Monday, January 21, 2013

Gyrfalcon...Rare Winter Visitor

As Mlodinow and O'Brien state in America's 100 Most Wanted Birds:"The falcon of kings and of birders' dreams is the Gyr". The Gyrfalcon (Falco rusticolus) prefers open country with lots of waterfowl or pheasant as prey. Finding one even in Montana is a chore. About 15/year were seen in Idaho/western Montana during the period 1982-1993, summarized by Mlodinow et al using American Birds published records. That doesn't seem to be the case in recent times, that said recognizing pitfalls of generalizations and the cyclical nature of things.

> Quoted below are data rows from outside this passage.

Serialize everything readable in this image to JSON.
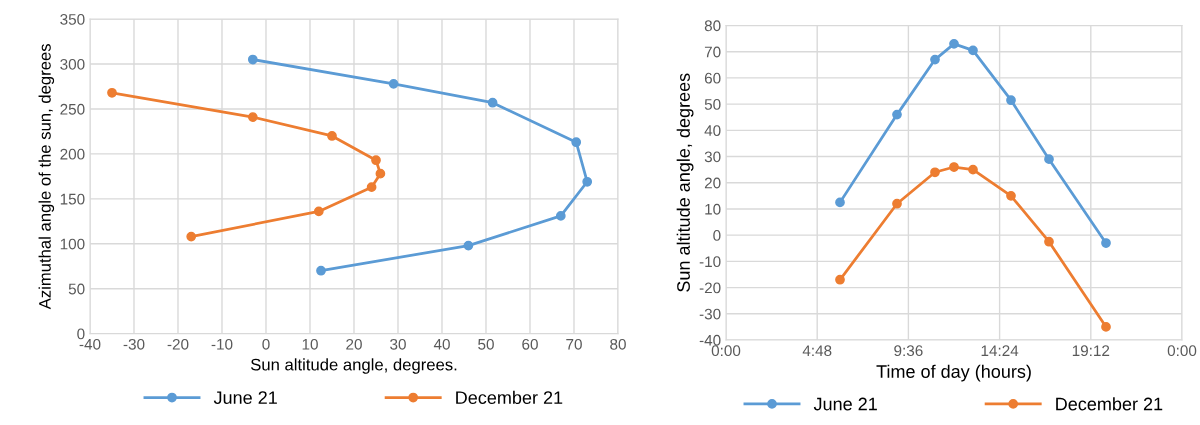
{
  "chart_data": [
    {
      "type": "line",
      "xlabel": "Sun altitude angle, degrees.",
      "ylabel": "Azimuthal angle of the sun, degrees",
      "xlim": [
        -40,
        80
      ],
      "xticks": [
        -40,
        -30,
        -20,
        -10,
        0,
        10,
        20,
        30,
        40,
        50,
        60,
        70,
        80
      ],
      "ylim": [
        0,
        350
      ],
      "yticks": [
        0,
        50,
        100,
        150,
        200,
        250,
        300,
        350
      ],
      "grid": true,
      "legend": "bottom",
      "marker": "circle",
      "line_style": "solid",
      "series": [
        {
          "name": "June 21",
          "color": "#5b9bd5",
          "x": [
            -3,
            29,
            51.5,
            70.5,
            73,
            67,
            46,
            12.5
          ],
          "values": [
            305,
            278,
            257,
            213,
            169,
            131,
            98,
            70
          ]
        },
        {
          "name": "December 21",
          "color": "#ed7d31",
          "x": [
            -35,
            -3,
            15,
            25,
            26,
            24,
            12,
            -17
          ],
          "values": [
            268,
            241,
            220,
            193,
            178,
            163,
            136,
            108
          ]
        }
      ]
    },
    {
      "type": "line",
      "xlabel": "Time of day (hours)",
      "ylabel": "Sun altitude angle, degrees",
      "xlim": [
        0,
        24
      ],
      "xticks": [
        {
          "value": 0,
          "label": "0:00"
        },
        {
          "value": 4.8,
          "label": "4:48"
        },
        {
          "value": 9.6,
          "label": "9:36"
        },
        {
          "value": 14.4,
          "label": "14:24"
        },
        {
          "value": 19.2,
          "label": "19:12"
        },
        {
          "value": 24,
          "label": "0:00"
        }
      ],
      "ylim": [
        -40,
        80
      ],
      "yticks": [
        -40,
        -30,
        -20,
        -10,
        0,
        10,
        20,
        30,
        40,
        50,
        60,
        70,
        80
      ],
      "grid": true,
      "legend": "bottom",
      "marker": "circle",
      "line_style": "solid",
      "x": [
        6,
        9,
        11,
        12,
        13,
        15,
        17,
        20
      ],
      "series": [
        {
          "name": "June 21",
          "color": "#5b9bd5",
          "values": [
            12.5,
            46,
            67,
            73,
            70.5,
            51.5,
            29,
            -3
          ]
        },
        {
          "name": "December 21",
          "color": "#ed7d31",
          "values": [
            -17,
            12,
            24,
            26,
            25,
            15,
            -2.5,
            -35
          ]
        }
      ]
    }
  ]
}
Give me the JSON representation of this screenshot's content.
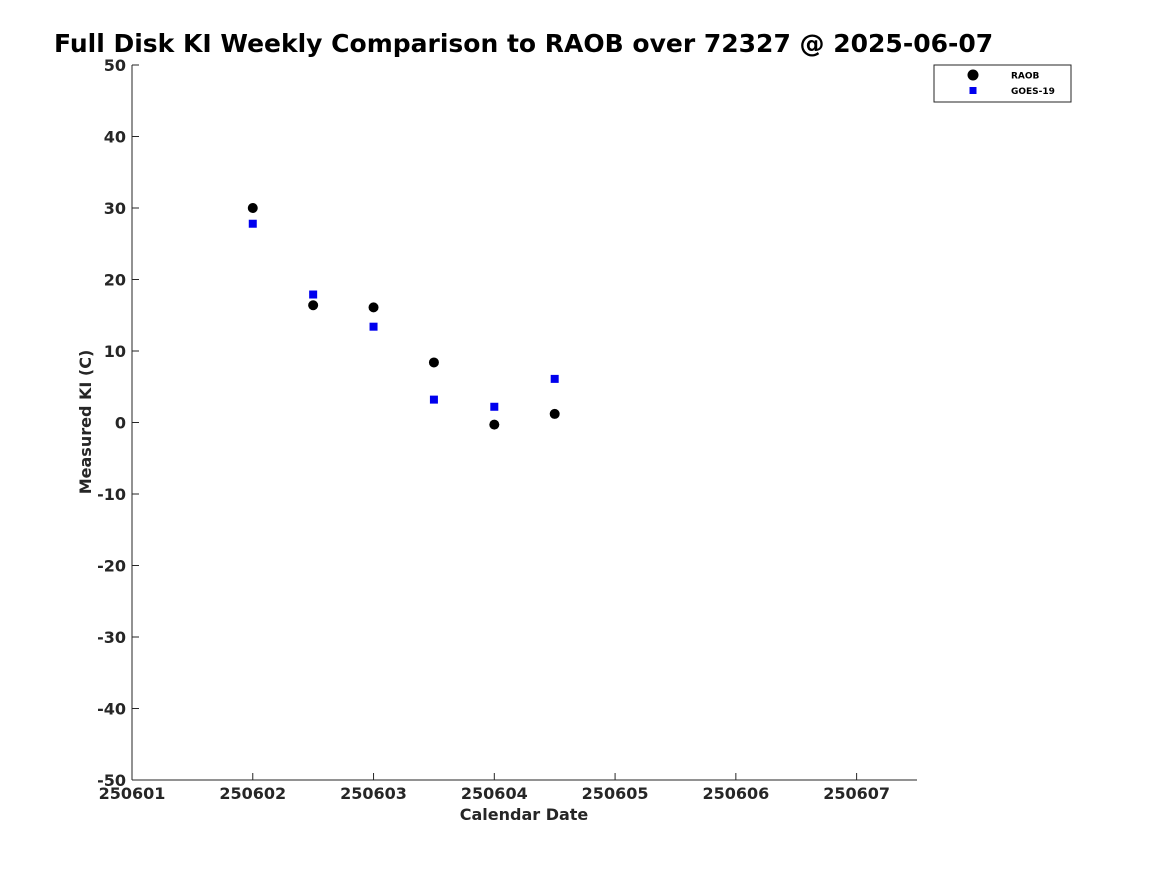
{
  "chart_data": {
    "type": "scatter",
    "title": "Full Disk KI Weekly Comparison to RAOB over 72327 @ 2025-06-07",
    "xlabel": "Calendar Date",
    "ylabel": "Measured KI (C)",
    "xlim": [
      250601,
      250607.5
    ],
    "ylim": [
      -50,
      50
    ],
    "x_ticks": [
      250601,
      250602,
      250603,
      250604,
      250605,
      250606,
      250607
    ],
    "x_tick_labels": [
      "250601",
      "250602",
      "250603",
      "250604",
      "250605",
      "250606",
      "250607"
    ],
    "y_ticks": [
      50,
      40,
      30,
      20,
      10,
      0,
      -10,
      -20,
      -30,
      -40,
      -50
    ],
    "y_tick_labels": [
      "50",
      "40",
      "30",
      "20",
      "10",
      "0",
      "-10",
      "-20",
      "-30",
      "-40",
      "-50"
    ],
    "grid": false,
    "legend_position": "top-right",
    "series": [
      {
        "name": "RAOB",
        "marker": "circle",
        "color": "#000000",
        "x": [
          250602,
          250602.5,
          250603,
          250603.5,
          250604,
          250604.5
        ],
        "y": [
          30.0,
          16.4,
          16.1,
          8.4,
          -0.3,
          1.2
        ]
      },
      {
        "name": "GOES-19",
        "marker": "square",
        "color": "#0000ee",
        "x": [
          250602,
          250602.5,
          250603,
          250603.5,
          250604,
          250604.5
        ],
        "y": [
          27.8,
          17.9,
          13.4,
          3.2,
          2.2,
          6.1
        ]
      }
    ]
  }
}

So it was to my amazement that I found a gyr in the Mission Valley near Charlo, Montana. This is a "traditional" spot for gyrfalcon searching. The landscape is dominated by grass and agricultural stubble; power poles replace trees for perch platforms. Waterfowl and ring-necked pheasant have lands here managed for their benefit, somewhat made to order for a gyrfalcon visit. After 59 miles of "grid searching" (methodically driving on east/west roads working southward over Valley) entailing 3.5 hours I encountered this species atop a power pole.

It was great feeling finding and identifying this bird. Birding provides something I need. Can't explain it all, but I use my intellect, intuition, communication and social skills all the while experiencing thrill of the unknown and adventure. Jonathan Rosen wrote in his book The Life of the Skies-Birding at the End of Nature:  "Well, we all strive to make ourselves as whole as possible as we get older, and birdwatching helped me discover aspects of myself that had somehow been suppressed. It didn't make me a hunter, but it brought me closer to impulses clearly bound up with hunting...drawing me closer to the animal world, it did set me on a path of biological awareness". A second aspect identified by Rosen: "Birdwatching, to my mind, has an honesty that comes form the built-in acknowledgement that we must settle for fleeting natural elements that dance in on and out of view, and that the human and technological are woven through our encounter with nature." Good thoughts.